The scientist was driving on a highway outside Iran's capital Tehran with a security detail of 11 Guards on 27 November, when the machine gun "zoomed in" on his face and fired 13 rounds, said rear-admiral Ali Fadavi.

The machine gun was mounted on a Nissan pickup and "focused only on martyr Fakhrizadeh's face in a way that his wife, despite being only 25 centimetres (10 inches) away, was not shot", Mehr news agency quoted him as saying.

It was being "controlled online" via a satellite and used an "advanced camera and artificial intelligence" to make the target, he added.

Fadavi said that Fakhrizadeh's head of security took four bullets "as he threw himself" on the scientist and that there were "no terrorists at the scene".
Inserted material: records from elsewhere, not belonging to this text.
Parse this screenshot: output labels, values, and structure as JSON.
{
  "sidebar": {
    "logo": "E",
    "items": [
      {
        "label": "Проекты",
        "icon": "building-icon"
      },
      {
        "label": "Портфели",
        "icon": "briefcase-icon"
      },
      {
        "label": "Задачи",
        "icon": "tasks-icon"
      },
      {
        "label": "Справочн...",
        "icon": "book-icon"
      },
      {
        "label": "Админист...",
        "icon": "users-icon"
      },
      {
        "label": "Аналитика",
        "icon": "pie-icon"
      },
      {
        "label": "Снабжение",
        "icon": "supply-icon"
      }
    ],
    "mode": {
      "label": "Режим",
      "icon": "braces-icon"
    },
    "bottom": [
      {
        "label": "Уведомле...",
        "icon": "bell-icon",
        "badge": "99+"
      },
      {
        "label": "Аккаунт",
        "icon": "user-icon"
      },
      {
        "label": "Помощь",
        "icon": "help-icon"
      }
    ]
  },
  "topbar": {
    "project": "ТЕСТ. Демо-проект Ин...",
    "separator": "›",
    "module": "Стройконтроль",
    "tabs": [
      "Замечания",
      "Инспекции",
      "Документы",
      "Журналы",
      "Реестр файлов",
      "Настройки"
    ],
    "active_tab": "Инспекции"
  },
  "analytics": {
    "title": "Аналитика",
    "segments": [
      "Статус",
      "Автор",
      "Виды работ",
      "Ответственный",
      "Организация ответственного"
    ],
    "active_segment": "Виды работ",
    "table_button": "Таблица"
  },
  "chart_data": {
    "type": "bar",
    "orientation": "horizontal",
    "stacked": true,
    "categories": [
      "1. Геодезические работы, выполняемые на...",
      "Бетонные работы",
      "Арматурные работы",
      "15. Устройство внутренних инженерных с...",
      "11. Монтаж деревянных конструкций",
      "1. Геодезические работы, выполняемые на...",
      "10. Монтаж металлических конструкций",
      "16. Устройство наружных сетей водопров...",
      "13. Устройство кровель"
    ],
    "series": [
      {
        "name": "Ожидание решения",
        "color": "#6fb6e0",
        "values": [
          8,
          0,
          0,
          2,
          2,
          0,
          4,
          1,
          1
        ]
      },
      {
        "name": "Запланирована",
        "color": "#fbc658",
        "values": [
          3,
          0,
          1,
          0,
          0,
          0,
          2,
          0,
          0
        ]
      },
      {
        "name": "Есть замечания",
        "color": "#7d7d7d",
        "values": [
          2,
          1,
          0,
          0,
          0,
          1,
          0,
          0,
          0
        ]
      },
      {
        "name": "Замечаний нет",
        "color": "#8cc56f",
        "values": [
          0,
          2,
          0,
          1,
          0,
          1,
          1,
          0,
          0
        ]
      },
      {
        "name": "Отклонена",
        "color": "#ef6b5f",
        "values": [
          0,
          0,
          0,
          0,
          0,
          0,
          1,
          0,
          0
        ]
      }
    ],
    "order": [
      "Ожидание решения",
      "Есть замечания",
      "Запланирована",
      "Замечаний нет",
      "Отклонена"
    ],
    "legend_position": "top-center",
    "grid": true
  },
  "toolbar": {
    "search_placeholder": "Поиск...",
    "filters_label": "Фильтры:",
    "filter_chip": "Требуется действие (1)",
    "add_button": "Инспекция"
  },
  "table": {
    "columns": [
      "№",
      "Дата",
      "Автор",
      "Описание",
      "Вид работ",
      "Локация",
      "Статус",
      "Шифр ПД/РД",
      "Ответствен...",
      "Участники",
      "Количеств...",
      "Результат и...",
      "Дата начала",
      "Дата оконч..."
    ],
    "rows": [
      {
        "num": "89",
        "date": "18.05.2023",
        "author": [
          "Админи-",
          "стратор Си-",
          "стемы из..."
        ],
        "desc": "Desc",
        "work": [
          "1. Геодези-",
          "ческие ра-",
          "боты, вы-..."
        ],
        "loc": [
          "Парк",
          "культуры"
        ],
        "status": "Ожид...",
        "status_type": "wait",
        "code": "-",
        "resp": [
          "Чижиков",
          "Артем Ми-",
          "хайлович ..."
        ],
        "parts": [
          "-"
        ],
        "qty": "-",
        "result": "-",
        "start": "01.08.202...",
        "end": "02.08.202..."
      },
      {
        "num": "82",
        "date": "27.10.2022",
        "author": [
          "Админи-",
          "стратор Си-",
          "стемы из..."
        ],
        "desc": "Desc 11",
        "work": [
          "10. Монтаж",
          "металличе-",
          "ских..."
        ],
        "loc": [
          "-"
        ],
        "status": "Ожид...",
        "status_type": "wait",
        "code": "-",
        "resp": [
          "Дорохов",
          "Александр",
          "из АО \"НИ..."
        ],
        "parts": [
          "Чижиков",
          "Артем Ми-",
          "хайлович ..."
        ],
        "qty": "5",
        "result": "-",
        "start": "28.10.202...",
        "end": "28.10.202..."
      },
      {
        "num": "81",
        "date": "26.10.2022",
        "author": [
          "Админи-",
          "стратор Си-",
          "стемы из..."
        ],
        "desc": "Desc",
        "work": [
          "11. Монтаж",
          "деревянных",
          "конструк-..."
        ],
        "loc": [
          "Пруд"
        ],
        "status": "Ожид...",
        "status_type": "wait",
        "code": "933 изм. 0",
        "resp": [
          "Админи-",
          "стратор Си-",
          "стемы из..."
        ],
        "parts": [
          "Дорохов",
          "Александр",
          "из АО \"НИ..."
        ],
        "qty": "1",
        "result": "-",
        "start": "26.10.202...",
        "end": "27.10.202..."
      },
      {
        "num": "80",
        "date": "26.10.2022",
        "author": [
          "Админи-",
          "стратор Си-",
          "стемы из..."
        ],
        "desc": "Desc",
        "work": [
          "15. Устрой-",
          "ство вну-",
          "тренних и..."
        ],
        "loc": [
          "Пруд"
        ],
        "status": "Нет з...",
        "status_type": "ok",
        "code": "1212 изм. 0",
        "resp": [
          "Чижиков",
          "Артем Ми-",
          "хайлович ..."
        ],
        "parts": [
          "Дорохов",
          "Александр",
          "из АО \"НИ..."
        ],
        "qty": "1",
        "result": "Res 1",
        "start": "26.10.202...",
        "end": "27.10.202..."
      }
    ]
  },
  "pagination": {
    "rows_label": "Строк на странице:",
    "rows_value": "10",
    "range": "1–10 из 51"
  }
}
Iranian authorities have blamed arch foe Israel and the exiled opposition group the People's Mujahedeen of Iran (MEK) for the assassination.

State-run Press TV had previously said "made in Israel" weapons were found at the scene.

Various accounts of the scientist's death have emerged since the attack, with the defence ministry initially saying he was caught in a firefight with his bodyguards, while Fars news agency claimed "a remote controlled automatic machine gun" killed him, without citing any sources.

Read also: Fakhrizadeh's assassination throws Biden's Iran policy into the spotlight

According to Iran's defence minister, Amir Hatami, Fakhrizadeh was one of his deputies and headed the ministry's Defence and Research and Innovation Organization, focusing on the field of "nuclear defence”.